The high curtain wall of reddish stone stood on top of a matching cliff, curving away out of sight. He could see how Castle Gallant had come by its reputation of impregnability. Certainly it could not be undermined, and no ladder ever built could reach from the valley floor to the top of the walls. Old-style siege engines-trebuchets and mangonels-were too inefficient to do much good unless a large number of them could be brought to bear, and here there was simply no room to site them.

Yet, however secure that formidable barbican must have been in its day, now it would be vulnerable to modern gunnery. The bend in the road would be a godsend for attackers, who could work outward from its shelter, building a redoubt of stonework to block the defenders’ archery and shelter the gunners as they dug in their bombards. They would have a clear shot at the gates. Fortunately, this wasn’t Spain or Italy. Large-scale artillery hadn’t arrived in Jorgary yet.

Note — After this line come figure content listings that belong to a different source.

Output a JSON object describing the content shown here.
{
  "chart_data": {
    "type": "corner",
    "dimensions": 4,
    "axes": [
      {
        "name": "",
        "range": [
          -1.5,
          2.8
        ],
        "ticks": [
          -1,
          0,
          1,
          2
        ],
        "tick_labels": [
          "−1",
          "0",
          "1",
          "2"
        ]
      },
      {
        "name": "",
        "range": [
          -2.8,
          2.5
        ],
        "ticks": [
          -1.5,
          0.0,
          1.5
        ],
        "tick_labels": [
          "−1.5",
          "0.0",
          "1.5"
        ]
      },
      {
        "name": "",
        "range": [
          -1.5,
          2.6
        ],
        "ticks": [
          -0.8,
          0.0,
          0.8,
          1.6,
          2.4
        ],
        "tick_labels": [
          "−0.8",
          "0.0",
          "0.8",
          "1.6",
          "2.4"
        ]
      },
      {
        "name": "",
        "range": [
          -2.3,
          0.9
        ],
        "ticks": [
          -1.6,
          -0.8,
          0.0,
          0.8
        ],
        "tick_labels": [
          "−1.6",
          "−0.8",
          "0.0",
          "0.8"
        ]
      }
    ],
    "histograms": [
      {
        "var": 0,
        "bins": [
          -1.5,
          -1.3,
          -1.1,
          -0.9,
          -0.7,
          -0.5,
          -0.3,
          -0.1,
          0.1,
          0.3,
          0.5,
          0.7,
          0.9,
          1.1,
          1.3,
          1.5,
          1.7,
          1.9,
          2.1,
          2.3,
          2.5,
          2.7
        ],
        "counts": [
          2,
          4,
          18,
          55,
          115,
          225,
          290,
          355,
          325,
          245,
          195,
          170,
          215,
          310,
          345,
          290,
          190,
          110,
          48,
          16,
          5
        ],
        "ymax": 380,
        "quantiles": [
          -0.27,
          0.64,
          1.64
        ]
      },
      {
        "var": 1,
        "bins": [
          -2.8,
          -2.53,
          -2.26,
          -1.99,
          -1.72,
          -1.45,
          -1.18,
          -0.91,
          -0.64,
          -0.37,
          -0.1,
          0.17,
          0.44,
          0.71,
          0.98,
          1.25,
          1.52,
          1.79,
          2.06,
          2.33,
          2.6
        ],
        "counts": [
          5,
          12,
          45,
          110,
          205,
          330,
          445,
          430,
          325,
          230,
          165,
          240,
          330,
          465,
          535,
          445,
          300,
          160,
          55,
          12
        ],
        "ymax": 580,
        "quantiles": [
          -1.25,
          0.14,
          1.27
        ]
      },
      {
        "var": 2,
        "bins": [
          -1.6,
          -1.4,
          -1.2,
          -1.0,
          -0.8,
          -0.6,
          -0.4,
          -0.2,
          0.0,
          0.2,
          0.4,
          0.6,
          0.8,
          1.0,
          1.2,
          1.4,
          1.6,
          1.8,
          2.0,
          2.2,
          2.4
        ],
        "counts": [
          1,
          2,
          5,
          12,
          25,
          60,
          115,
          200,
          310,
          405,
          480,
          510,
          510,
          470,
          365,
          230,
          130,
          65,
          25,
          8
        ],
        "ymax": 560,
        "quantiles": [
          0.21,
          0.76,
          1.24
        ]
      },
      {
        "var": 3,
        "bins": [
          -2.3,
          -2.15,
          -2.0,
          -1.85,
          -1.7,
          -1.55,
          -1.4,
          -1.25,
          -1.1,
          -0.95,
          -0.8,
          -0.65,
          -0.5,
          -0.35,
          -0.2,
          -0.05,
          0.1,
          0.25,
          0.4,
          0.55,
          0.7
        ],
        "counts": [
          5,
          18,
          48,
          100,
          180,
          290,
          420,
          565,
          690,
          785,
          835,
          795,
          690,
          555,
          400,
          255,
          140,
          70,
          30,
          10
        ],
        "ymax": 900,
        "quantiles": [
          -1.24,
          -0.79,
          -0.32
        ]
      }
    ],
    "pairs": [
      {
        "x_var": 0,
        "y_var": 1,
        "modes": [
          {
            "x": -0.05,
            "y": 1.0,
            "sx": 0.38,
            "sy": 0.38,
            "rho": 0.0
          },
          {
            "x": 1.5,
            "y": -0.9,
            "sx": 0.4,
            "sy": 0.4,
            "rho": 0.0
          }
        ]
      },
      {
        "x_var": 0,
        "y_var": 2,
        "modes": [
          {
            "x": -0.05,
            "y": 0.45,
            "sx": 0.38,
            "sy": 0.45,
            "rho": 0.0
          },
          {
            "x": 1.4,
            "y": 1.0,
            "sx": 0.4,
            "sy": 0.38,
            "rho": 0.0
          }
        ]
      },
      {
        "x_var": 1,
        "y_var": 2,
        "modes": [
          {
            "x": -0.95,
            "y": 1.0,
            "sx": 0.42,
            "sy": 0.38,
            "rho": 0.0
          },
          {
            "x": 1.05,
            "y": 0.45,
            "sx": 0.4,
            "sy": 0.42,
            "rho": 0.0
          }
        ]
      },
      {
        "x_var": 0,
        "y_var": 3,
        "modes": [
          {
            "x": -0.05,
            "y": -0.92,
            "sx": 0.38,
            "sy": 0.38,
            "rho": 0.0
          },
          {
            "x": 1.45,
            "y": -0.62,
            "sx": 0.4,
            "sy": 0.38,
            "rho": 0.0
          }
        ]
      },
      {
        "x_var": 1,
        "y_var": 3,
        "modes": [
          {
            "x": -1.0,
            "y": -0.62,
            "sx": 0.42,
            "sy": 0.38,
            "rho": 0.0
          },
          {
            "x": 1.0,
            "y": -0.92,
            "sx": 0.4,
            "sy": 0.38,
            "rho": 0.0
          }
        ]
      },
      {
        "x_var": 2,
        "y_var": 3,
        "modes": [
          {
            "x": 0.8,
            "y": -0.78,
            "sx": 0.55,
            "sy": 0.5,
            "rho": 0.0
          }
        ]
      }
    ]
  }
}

This was certainly the Jorgary side of the fortress, and the Wends would be coming from the north. It was Anton Magnus’s job to keep the Wends out.

The gate was closed, which was an unwelcome surprise. That implied a state of war, and perhaps even that the castle had already been seized by the Wends-why else close the gate on the Jorgarian side? It also meant that the garrison would be keeping a lookout, so he would have been seen already. He unlaced his satchel to find his baldric and baton. More than hard exercise was making his heart pound now. The castle was farther away than he had thought, uphill was uphill, and armor was damned heavy.

Last night he had imagined himself riding in on Morningstar’s back, a gallant, handsome young nobleman sent by the king to take charge. In reality he was arriving as a sweating, breathless vagrant, muddy, bedraggled, and without as much as a sword. Wulf had slobbered blood down the left side of his surcoat. Still, Anton’s appearances would matter very little if the porters were Duke Wartislaw’s men and not King Konrad’s.

The gate was a portcullis that could probably be closed in an instant, tons of ironbound timber falling free. Gasping for breath, Anton arrived at a grilled window off to one side and stared at a stubbled face framed by a mail coif. A closed gate and men-at-arms instead of porters definitely indicated a state of war.

“Declare yourself!” The words were garbled by a guttural Northern accent.

“I…” Anton paused to think. Had Count Bukovany died? If he hadn’t, Anton must not announce himself as the new lord of the marches. He would have to be Marshal Magnus, come to direct the defense of the fortress, and his other documents would have to remain out of sight. If Bukovany was dead, then why was the new count arriving alone and on foot instead of with a train of at least a hundred knights?

“Open in the… name of the… king!”

He held up one of his scrolls to let the sergeant see the royal bear and the king’s seal.

It worked. The man’s eyes widened in astonishment. They took in the seal, his youth, the baton he held in his other hand, the golden baldric. He saluted.